Run the command above:

{ "docs" : [ { "doc" : { "_index" : "_index", "_type" : "_doc", "_id" : "_id", "_source" : { "rest" : """reason: Layer7 check passed, code:2000, info:"OK", check duration:3ms.""", "process" : "haproxy", "host" : "localhost", "id" : "14415", "message" : """Mar 22 01:27:39 localhost haproxy[14415]: Server updates /appServer02 is UP, reason: Layer7 check passed, code:2000, info:"OK", check duration:3ms.""", "status" : " Server updates /appServer02 is UP", "timestamp" : "Mar 22 01:27:39" }, "_ingest" : { "timestamp" : "2020-12-09T05:50:18.300969z"}}}]}Copy the code

Obviously, we can get the status field. The next rest field is obviously a key-value. We can use KV processor to process:

POST _ingest/pipeline/_simulate
{
  "pipeline": {
    "processors": [
      {
        "dissect": {
          "field": "message",
          "pattern": "%{timestamp} %{+timestamp} %{+timestamp} %{host} %{process}[%{id}]:%{status}, %{rest}",
          "append_separator": " "
        }
      },
      {
        "kv": {
          "field": "rest",
          "field_split": ", ",
          "value_split": ":"
        }
      }
    ]
  },
  "docs": [
    {
      "_source": {
        "message": """Mar 22 01:27:39 localhost haproxy[14415]: Server updates /appServer02 is UP, reason: Layer7 check passed, code:2000, info:"OK", check duration:3ms."""
      }
    }
  ]
}
Copy the code

On top we added a processor called KV:

{ "docs" : [ { "doc" : { "_index" : "_index", "_type" : "_doc", "_id" : "_id", "_source" : { "rest" : """reason: Layer7 check passed, code:2000, info:"OK", check duration:3ms.""", "reason" : " Layer7 check passed", "process" : "haproxy", "code" : "2000", "check duration" : "3ms.", "message" : """Mar 22 01:27:39 localhost haproxy[14415]: Server updates /appServer02 is UP, reason: Layer7 check passed, code:2000, info:"OK", check duration:3ms.""", "host" : "localhost", "id" : "14415", "status" : " Server updates /appServer02 is UP", "timestamp" : "Mar 22 01:27:39", "info" : "\" OK \ ""}," _ingest ": {" timestamp" : "the 2020-12-09 T06:00:37. 990909 z"}}}}]Copy the code

From the above results, we can see that we have all the fields we want.

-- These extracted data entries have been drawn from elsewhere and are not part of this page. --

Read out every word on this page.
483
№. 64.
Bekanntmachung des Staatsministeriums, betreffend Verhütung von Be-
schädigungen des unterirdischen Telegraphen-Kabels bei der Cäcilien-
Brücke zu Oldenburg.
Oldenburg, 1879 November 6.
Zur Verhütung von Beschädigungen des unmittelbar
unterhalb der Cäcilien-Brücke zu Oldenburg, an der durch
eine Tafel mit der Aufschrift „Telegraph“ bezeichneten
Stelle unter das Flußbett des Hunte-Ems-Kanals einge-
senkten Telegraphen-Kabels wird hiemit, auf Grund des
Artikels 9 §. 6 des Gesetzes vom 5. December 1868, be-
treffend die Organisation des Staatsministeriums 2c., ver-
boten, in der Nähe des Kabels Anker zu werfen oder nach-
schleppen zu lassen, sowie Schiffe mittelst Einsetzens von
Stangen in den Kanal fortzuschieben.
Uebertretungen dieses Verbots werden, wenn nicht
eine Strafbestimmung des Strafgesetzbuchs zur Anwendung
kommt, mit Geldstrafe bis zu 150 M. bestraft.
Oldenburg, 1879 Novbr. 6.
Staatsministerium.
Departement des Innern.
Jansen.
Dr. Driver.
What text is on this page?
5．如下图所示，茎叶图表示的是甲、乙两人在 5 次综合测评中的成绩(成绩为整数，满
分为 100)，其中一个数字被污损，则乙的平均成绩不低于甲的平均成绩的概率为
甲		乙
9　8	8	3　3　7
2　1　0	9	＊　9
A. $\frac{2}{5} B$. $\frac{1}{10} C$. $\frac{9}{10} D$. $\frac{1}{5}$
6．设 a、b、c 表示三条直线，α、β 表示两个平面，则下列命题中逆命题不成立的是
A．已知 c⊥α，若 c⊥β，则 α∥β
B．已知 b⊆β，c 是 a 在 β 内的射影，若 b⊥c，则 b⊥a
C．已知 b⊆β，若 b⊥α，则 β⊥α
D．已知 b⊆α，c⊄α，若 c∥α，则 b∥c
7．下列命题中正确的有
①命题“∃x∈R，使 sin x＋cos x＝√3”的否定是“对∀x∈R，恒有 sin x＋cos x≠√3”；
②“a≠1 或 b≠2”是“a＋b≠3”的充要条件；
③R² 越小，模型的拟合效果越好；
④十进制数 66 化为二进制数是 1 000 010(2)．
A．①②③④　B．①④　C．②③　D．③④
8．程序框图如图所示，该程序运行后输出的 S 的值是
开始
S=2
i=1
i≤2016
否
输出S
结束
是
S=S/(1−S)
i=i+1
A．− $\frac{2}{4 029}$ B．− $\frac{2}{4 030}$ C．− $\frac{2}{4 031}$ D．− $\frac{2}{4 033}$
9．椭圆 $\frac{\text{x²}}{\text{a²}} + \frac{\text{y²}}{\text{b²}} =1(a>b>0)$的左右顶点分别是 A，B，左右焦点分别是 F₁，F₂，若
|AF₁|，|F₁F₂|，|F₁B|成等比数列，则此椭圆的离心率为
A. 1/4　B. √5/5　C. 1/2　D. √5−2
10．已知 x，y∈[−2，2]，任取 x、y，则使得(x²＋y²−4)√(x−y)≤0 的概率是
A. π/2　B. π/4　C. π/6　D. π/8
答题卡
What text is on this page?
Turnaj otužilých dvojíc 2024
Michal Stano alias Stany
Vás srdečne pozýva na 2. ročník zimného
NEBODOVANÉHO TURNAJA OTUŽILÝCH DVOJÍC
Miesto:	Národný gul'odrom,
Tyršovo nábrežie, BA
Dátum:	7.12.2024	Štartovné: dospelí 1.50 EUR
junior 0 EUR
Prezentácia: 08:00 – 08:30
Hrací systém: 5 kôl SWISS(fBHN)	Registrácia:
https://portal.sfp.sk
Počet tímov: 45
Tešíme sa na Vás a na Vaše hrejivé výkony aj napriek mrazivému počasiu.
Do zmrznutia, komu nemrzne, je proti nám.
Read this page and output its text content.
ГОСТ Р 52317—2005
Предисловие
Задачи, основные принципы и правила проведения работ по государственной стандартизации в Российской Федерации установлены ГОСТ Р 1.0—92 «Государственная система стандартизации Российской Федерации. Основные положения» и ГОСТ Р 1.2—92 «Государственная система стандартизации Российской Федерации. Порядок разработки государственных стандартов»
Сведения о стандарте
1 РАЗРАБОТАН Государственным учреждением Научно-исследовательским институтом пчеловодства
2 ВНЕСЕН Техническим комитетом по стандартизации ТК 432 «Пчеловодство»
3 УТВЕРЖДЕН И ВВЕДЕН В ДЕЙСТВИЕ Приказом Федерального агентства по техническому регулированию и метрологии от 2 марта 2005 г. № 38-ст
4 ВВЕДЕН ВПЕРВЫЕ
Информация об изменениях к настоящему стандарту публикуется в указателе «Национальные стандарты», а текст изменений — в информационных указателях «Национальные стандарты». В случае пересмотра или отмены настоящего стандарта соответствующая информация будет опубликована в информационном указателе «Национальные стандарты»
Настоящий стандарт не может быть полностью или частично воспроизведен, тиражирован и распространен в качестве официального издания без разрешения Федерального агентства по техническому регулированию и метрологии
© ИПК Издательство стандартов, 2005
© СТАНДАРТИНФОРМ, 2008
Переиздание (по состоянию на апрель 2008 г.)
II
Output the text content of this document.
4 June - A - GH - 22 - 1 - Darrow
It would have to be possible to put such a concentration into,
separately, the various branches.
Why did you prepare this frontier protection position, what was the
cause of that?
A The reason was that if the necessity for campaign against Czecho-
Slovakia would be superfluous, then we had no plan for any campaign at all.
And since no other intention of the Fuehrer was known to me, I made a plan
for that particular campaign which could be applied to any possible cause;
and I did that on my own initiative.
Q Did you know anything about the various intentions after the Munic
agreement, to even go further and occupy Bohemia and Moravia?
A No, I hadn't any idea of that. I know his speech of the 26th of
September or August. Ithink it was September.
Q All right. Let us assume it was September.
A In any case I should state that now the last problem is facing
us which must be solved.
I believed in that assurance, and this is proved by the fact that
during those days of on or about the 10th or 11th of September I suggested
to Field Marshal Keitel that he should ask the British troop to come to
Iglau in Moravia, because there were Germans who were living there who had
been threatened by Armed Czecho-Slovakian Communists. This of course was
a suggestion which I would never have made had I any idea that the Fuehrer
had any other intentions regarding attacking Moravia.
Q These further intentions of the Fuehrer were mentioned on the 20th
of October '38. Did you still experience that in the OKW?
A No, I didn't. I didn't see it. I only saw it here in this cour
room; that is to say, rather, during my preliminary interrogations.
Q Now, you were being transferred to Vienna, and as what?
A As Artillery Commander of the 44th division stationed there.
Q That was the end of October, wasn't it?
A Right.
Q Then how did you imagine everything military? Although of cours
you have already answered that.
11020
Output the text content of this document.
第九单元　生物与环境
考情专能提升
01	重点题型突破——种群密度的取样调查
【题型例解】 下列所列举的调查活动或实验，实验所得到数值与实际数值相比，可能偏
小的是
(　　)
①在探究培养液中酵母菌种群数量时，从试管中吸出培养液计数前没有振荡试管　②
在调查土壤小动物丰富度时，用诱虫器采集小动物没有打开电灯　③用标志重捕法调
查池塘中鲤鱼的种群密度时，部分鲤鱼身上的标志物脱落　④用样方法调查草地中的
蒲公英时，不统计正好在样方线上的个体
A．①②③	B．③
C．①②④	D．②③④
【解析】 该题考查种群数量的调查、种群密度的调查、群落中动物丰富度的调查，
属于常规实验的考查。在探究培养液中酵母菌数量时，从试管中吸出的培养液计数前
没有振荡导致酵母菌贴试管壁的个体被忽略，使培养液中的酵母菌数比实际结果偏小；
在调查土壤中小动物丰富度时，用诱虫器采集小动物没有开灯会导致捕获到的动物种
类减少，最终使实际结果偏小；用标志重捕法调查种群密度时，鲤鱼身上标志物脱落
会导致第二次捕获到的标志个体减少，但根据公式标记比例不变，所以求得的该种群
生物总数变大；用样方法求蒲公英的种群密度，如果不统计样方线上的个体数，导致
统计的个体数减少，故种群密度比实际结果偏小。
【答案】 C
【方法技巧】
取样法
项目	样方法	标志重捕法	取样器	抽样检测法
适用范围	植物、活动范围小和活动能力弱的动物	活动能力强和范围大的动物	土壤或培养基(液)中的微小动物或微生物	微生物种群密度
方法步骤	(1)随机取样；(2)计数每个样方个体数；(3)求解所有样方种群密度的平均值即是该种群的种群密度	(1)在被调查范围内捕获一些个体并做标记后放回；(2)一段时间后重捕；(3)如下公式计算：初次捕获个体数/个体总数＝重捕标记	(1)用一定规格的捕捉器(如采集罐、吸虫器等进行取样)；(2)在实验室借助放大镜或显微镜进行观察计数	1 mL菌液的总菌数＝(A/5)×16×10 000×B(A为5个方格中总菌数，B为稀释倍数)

Let’s remove the unwanted message and REST fields:

POST _ingest/pipeline/_simulate
{
  "pipeline": {
    "processors": [
      {
        "dissect": {
          "field": "message",
          "pattern": "%{timestamp} %{+timestamp} %{+timestamp} %{host} %{process}[%{id}]:%{status}, %{rest}",
          "append_separator": " "
        }
      },
      {
        "kv": {
          "field": "rest",
          "field_split": ", ",
          "value_split": ":"
        }
      },
      {
        "remove": {
          "field": "message"
        }
      },
      {
        "remove": {
          "field": "rest"
        }
      }
    ]
  },
  "docs": [
    {
      "_source": {
        "message": """Mar 22 01:27:39 localhost haproxy[14415]: Server updates /appServer02 is UP, reason: Layer7 check passed, code:2000, info:"OK", check duration:3ms."""
      }
    }
  ]
}
Copy the code

Above, I used the remove handler to remove the message and rest fields:

{ "docs" : [ { "doc" : { "_index" : "_index", "_type" : "_doc", "_id" : "_id", "_source" : { "reason" : " Layer7 check passed", "process" : "haproxy", "code" : "2000", "check duration" : "3ms.", "host" : "localhost", "id" : "14415", "status" : " Server updates /appServer02 is UP", "timestamp" : "Mar 22 01:27:39", "info" : "\" OK \ ""}," _ingest ": {" timestamp" : "the 2020-12-09 T05:59:44. 138394 z"}}}}]Copy the code

From the step-by-step process above, we can see how to structure an unstructured data.